When does an American company stop being American?
It’s a fairly common practice among big corporations in the U.S. to keep large portions of their business outside of the country in order to avoid paying American taxes. The process of corporate inversion is usually practiced by companies that earn large amounts of foreign income that is already taxed overseas, though critics say this can cost the U.S. substantial tax revenues they would otherwise receive from American companies.
But if a company that still does business in the U.S. moves operations, or even its headquarters, outside of the U.S., is it still an American company?
The Fortune 500 doesn’t think so — companies that move headquarters outside the U.S. get kicked off their list. On the other hand, the S&P 500 does not remove American companies with overseas headquarters. Allen Sloan, Fortune Magazine’s senior editor, thinks his publication has it right.
“The Fortune 500 is supposed to be a list of American companies, and if you decide not to be an American company, we kick you out of the list,” Sloan says. “These are companies that want to benefit from the United States, they would just rather have their headquarters in a country where the tax rate is lower.”
Though, defining a company’s “Americanness” by where they keep their headquarters is a little tricky. After all, Apple and General Electric both hold high ranking spots on Fortune’s list, but both companies keep profits overseas and avoid American taxes. Sloan’s argument is that location makes a lot of difference, even if just in attitude.

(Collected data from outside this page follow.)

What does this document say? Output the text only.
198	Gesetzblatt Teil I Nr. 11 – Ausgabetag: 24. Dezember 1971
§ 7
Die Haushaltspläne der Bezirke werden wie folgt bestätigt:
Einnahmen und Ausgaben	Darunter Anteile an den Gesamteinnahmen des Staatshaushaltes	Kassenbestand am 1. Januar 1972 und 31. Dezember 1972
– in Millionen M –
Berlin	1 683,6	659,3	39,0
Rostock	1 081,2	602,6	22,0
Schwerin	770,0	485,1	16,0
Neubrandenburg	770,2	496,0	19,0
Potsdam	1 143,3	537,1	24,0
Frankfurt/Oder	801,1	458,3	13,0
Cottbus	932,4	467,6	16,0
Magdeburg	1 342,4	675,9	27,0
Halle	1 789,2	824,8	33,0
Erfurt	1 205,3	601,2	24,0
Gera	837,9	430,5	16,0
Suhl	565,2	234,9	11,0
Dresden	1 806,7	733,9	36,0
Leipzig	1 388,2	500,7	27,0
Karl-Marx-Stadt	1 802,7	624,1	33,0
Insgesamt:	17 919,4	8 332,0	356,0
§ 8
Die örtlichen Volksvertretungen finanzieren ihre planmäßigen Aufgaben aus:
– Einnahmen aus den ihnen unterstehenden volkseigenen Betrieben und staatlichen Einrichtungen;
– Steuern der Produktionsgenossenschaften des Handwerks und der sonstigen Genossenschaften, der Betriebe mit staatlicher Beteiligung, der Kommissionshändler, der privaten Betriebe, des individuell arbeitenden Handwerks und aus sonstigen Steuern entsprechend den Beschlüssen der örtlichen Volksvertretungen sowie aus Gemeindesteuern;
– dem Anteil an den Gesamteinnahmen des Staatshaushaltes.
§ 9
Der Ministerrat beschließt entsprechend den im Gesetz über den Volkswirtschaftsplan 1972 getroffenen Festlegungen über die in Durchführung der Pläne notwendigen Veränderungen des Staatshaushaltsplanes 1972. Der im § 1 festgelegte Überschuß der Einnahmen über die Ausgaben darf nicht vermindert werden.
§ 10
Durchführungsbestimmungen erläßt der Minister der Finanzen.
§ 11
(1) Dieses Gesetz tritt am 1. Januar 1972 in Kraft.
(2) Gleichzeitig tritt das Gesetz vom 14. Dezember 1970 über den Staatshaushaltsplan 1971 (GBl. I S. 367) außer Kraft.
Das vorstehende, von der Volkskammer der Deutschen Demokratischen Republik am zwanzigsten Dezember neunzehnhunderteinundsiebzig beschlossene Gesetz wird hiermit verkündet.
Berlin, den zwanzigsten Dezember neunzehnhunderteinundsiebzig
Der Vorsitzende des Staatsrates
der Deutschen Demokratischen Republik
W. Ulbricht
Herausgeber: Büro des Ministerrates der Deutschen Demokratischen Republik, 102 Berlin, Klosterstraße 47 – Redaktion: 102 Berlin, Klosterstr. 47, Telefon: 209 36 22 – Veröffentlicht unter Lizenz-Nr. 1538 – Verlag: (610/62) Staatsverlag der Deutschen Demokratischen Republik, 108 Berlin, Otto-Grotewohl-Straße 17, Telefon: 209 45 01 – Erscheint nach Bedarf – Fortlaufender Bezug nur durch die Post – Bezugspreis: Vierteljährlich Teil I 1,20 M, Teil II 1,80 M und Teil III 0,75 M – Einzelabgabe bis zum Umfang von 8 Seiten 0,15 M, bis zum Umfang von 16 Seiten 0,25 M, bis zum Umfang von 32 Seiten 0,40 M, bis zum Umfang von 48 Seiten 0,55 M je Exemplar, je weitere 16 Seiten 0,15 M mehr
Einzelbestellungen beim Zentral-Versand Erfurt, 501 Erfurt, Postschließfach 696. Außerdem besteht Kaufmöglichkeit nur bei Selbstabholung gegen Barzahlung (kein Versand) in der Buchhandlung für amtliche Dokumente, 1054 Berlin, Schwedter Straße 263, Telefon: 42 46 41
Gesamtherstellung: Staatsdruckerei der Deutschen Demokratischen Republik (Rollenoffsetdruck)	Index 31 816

“If you take your headquarters out of the United States, you aren’t an American company,” says Sloan, “We can argue about degrees about a lot of these companies, but at least they’re still acting as if they’re Americans and they have some responsibility to the country, whereas these other guys who go overseas, well they want all the protections, they just don’t want to pay for them.”
In the bigger picture, the law usually catches up to companies using overseas holdings to avoid taxes, forcing them to come up with ever more complicated methods of not paying. The question becomes whether or not there is a way to simplify the tax system and stay fair, or are we stuck with a endless cycle that keeps getting more complicated?
“I don’t know how to do it, but I know what’s going on is not right,” Sloan says. “Having a situation where a company does this or that and is not an American company, but wants to keep all the benefits of being an American company, like having a real legal system, having actual markets that function, you ought to pay for it.”